After his release, Sinwar was responsible for maintaining contacts between the military and political wings of Hamas. In 2017, he became head of Hamas in the Gaza Strip. Since then, he has repeatedly tried to end the blockade of the Gaza Strip, which Israel tightened in 2006 and which Egypt has also supported over the years. He based this, among other things, on violent protests at the separation fence.
Hamas’s charter is extreme and calls for the destruction of Israel, Palestinian journalist and Hamas expert Mohammed Daraghmeh said. However, Sinwar also relied on more pragmatic positions, at least sometimes.
In 2017, Hamas presented slightly corrected political positions in a policy paper. She indicated her willingness to accept, at least temporarily, a Palestinian state within the 1967 borders. At the same time, however, Hamas reaffirmed its desire for armed resistance against Israel, its claim to all of historic Palestine, and its demand for the return of Palestinian refugees. At the time, experts viewed the paper’s publication as an attempt by Hamas to break out of its international isolation.
Daraghmeh sees the October 7 massacre as an attempt by Sinwar to “turn the tables” using extreme violence. He reached a point “where he thought Israel would never give the Palestinians a state, that the West would never recognize Hamas.” In the face of an economic crisis, population dissatisfaction in the Gaza Strip has been increasing. “Everyone complained: whoever could leave Gaza, left Gaza.”
Hamas was internationally isolated, but at the same time there were talks about Israel’s rapprochement with Saudi Arabia. There were also provocations by members of Israel’s right-wing religious government on the Temple Mount in Jerusalem and concerns about the annexation of further areas in the West Bank. This is also why Sinwar tried to ‘break Israel’s will by force’.
Sinwar apparently miscalculated, Daraghmeh said. “Hamas fighters committed atrocities in Israeli cities, the world public was on Israel’s side and the Americans sent aircraft carriers to the region.” Sinwar apparently also expected more support from the Lebanese Shiite militia Hezbollah and Iran.
Michael also believes that Sinwar “had a strategic plan to activate all fronts against Israel.” The goal was “a pincer movement that would lead to the collapse of Israel.” The “Axis of Resistance” under Iranian leadership plans to wage a protracted war of attrition that will bring Israel to its knees socially and economically. “They assume that Israel is a Western society that is not resilient enough to deal with it.” Michael also thinks Sinwar was surprised by the strong US response and the rather weak support from Hezbollah and Iran.
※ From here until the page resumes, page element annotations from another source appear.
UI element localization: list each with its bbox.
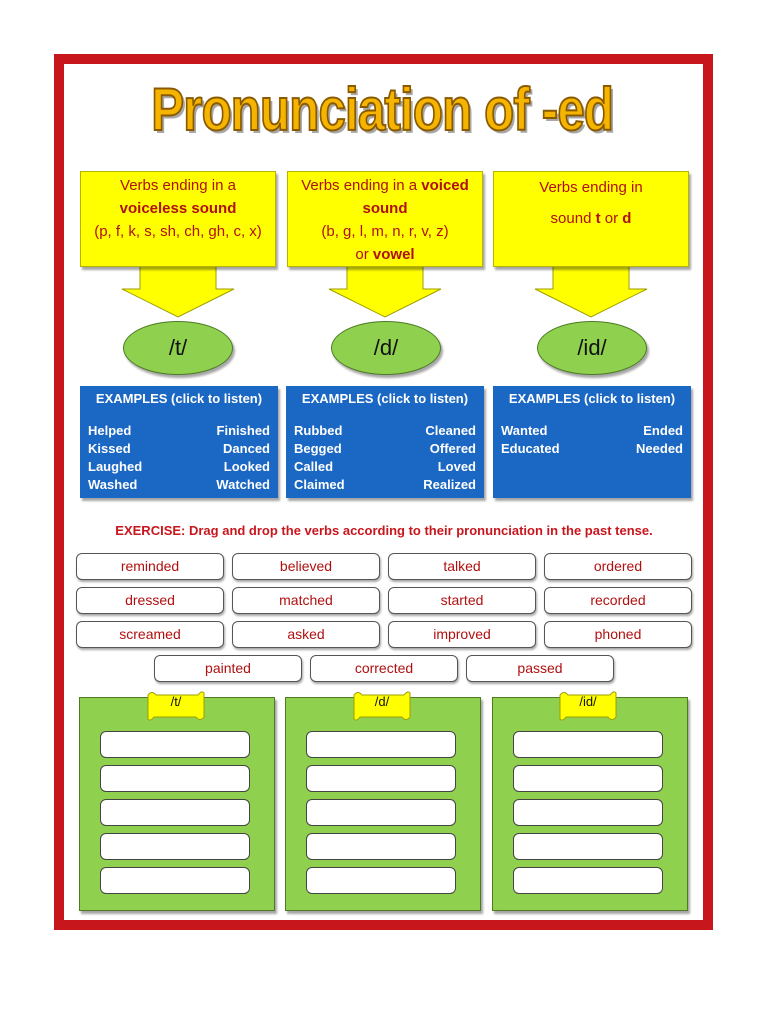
sound-oval-d: /d/ (331, 321, 441, 375)
drop-zone-label: /t/ (170, 694, 182, 709)
examples-heading: EXAMPLES (click to listen) (508, 391, 676, 406)
example-word[interactable]: Educated (501, 441, 560, 456)
verb-chip[interactable]: improved (388, 621, 536, 648)
example-word[interactable]: Helped (88, 423, 132, 438)
callout-bold: vowel (372, 246, 415, 263)
callout-bold: voiced (421, 177, 469, 194)
example-word[interactable]: Looked (223, 459, 270, 474)
sound-oval-id: /id/ (537, 321, 647, 375)
exercise-instructions: EXERCISE: Drag and drop the verbs according to their pronunciation in the past tense. (115, 523, 653, 538)
drop-zone-id[interactable] (492, 697, 688, 911)
callout-voiced (287, 171, 483, 321)
verb-chip[interactable]: talked (388, 553, 536, 580)
verb-chip[interactable]: screamed (76, 621, 224, 648)
callout-line: Verbs ending in (539, 179, 643, 196)
example-word[interactable]: Ended (643, 423, 683, 438)
verb-chip[interactable]: corrected (310, 655, 458, 682)
callout-t-or-d (493, 171, 689, 321)
examples-d[interactable] (286, 386, 484, 498)
example-word[interactable]: Begged (294, 441, 342, 456)
example-word[interactable]: Called (294, 459, 334, 474)
drop-slot[interactable] (306, 833, 456, 860)
sound-oval-t: /t/ (123, 321, 233, 375)
callout-line: Verbs ending in a (120, 177, 236, 194)
callout-line: Verbs ending in a (301, 177, 422, 194)
drop-slot[interactable] (306, 765, 456, 792)
drop-zone-label-d (352, 689, 412, 717)
drop-slot[interactable] (306, 799, 456, 826)
callout-line: (p, f, k, s, sh, ch, gh, c, x) (94, 223, 262, 240)
verb-chip[interactable]: phoned (544, 621, 692, 648)
callout-voiceless (80, 171, 276, 321)
example-word[interactable]: Realized (423, 477, 476, 492)
callout-line: (b, g, l, m, n, r, v, z) (321, 223, 449, 240)
verb-chip[interactable]: recorded (544, 587, 692, 614)
callout-bold: t (595, 210, 601, 227)
examples-heading: EXAMPLES (click to listen) (95, 391, 263, 406)
callout-line: sound (550, 210, 596, 227)
drop-slot[interactable] (513, 765, 663, 792)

Netanyahu said of Sinwar that he was not interested in the fate of his people and was acting “like a little Hitler in his bunker.” Michael also says that Sinwar “has no problem sacrificing his own people.”
Daraghmeh also believes that Sinwar and the rest of the Hamas leadership are hiding in the tunnel system in the Gaza Strip. “They have been preparing for this for months, if not years,” says Daraghmeh. “They expected the invasion.” Read more about Hamas’ tunnels here.
Both experts believe it is highly unlikely that Sinwar and other Hamas leaders could surrender in the fighting. “They will fight to the end,” Daraghmeh said. “They believe that if they die as martyrs, they will go to heaven.”
(t-online/dsc)
Soource :Watson
I am Amelia James, a passionate journalist with a deep-rooted interest in current affairs. I have more than five years of experience in the media industry, working both as an author and editor for 24 Instant News. My main focus lies in international news, particularly regional conflicts and political issues around the world.